Resources for raw decision documents. The agent can list them, read individual ones, and follow references between them. This is the equivalent of letting the agent open a file in .mneme/ without having to know the path.

Tools for queries that are not just file reads. mneme_search takes a natural-language query and returns the decisions that match. mneme_relevant_for takes a file path and returns the decisions that govern code in that file. mneme_check runs the same validation that CI runs and returns the diff between intended and actual state.

Prompts for canned workflows. The agent can ask Mneme for the right prompt template when it wants to record a new decision, or when it wants to draft an exception note for a violation that should be merged anyway.

None of this is exotic. The point is that it gives the agent a shape of access that matches how it actually behaves — iterative, query-driven, narrow in scope per call.
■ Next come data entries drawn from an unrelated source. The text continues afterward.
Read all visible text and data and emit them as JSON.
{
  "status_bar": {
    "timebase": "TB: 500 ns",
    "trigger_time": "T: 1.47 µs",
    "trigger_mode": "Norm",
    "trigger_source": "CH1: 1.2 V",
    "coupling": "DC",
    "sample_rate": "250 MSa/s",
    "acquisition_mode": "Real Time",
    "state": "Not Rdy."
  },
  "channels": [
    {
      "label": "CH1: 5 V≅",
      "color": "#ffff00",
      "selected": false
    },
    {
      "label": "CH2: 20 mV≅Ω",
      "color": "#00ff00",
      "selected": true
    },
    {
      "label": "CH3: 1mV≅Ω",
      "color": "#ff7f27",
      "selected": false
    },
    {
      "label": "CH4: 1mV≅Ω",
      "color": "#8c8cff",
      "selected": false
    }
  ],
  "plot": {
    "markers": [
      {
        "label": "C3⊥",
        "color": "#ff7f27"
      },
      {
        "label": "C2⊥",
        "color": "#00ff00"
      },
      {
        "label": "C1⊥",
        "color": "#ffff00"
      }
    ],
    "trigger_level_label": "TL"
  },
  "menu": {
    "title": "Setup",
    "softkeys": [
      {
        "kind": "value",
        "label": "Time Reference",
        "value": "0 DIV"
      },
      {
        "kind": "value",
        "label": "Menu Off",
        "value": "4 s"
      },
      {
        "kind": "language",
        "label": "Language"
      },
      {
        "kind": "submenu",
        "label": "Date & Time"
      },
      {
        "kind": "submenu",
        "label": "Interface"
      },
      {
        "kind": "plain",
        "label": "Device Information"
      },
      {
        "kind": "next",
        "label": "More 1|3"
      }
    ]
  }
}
What this looks like inside Claude Code

Once the server is registered (a single entry in .mcp.json, no daemons to run), Claude Code sees Mneme as a set of tools it can call. The first time it touches a file in a session, it tends to ask Mneme what decisions are relevant. The behaviour is not prompted. It learned the pattern from the tool descriptions, which is exactly what MCP is for.
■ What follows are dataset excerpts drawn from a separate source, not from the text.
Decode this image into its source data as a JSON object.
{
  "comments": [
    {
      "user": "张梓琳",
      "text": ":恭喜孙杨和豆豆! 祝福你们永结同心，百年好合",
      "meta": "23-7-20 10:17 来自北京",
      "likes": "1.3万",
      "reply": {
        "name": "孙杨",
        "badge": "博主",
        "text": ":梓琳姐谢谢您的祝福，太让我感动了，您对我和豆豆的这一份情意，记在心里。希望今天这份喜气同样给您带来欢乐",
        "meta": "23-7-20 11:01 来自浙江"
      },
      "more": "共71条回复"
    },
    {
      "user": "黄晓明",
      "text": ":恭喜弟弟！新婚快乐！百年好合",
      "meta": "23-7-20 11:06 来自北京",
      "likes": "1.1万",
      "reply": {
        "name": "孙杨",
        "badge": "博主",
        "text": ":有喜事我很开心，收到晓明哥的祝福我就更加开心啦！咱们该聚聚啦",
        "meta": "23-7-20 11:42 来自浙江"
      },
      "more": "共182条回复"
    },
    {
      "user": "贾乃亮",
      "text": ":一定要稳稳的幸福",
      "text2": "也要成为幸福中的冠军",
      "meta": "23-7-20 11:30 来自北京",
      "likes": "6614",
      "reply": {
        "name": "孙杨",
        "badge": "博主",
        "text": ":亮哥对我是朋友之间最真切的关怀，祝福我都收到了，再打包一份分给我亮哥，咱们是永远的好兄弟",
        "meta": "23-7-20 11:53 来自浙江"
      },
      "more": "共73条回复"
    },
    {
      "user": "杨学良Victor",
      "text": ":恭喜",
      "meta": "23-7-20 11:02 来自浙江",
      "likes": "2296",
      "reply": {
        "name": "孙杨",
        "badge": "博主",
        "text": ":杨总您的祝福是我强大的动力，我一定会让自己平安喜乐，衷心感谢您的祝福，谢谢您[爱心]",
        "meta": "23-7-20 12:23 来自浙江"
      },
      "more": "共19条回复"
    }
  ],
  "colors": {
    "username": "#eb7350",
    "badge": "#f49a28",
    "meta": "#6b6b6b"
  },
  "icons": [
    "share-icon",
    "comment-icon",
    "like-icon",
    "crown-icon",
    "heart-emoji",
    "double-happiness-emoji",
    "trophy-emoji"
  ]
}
> I need to add a new endpoint that creates a Stripe subscription. Checking project decisions for relevant context... [mneme_relevant_for billing/]   ADR-014 Use the Repository pattern for any DB access from controllers.   ADR-022 Stripe webhooks must be idempotent; use stripe_event_id as the key.   ADR-027 Subscription state mirrored to internal billing_accounts table. Proceeding with these constraints applied.

The agent fetched three relevant decisions out of dozens, without any prompt about Mneme, without any paste from me. The constraints arrived at the moment they mattered. Code that came out of that session respected all three.

Why pull beats push

The thing that surprised me about MCP integration was not the speed. It was the discipline. When you push context into a model up front, you have to decide what to push without knowing what the agent will actually work on. Half the rules are irrelevant for the current task and clutter the context window. The other half are relevant but compete with the user’s actual request for attention.

When the agent pulls, it pulls what it needs. The context window stays clean. The decisions that get loaded are the ones in scope for the task. The decisions that are out of scope stay on disk — readable, version-controlled, but not consuming attention budget.

This matches the principle behind shift-left governance: enforce constraints as close to the moment of creation as possible. Pull-based access is the protocol-level expression of that principle. The rule shows up when the code is being written, not after.

How the server stays honest

Three design decisions kept the MCP layer from becoming a leaky abstraction.

Resources are deterministic. A Mneme decision is a file. Reading it through MCP returns exactly the file content, with no synthesis layer. If the agent makes a choice based on what the server returned, you can audit the choice against the same file the agent saw.

Search is grounded. The mneme_search tool runs against the local decision index, not against a model. There is no hallucinated decision. If the agent reports a constraint, that constraint exists in the repo, signed off by a human at a point in history.

Writes are flagged. The MCP server can record a new decision on the agent’s behalf, but those records arrive in a proposed/ queue, not in the active set. A human promotes them. Letting agents propose decisions is useful; letting agents make them binding is not.

Where this is heading

The interesting frontier is not making models smarter. It is making the protocol around them sharper. MCP has done more for the practical usability of governance tooling in six months than a year of prompt engineering did. I expect every serious developer-tools company to ship an MCP server in 2026 because the pattern works — agents call tools the way humans hire colleagues.

For Mneme specifically, the MCP server is now the primary way I use the system in my own work. The CLI is still there. CI still enforces. But the moment-to-moment experience is an agent that fetches its own constraints, applies them without being asked, and lets me spend my attention on the part of the work that actually wanted me.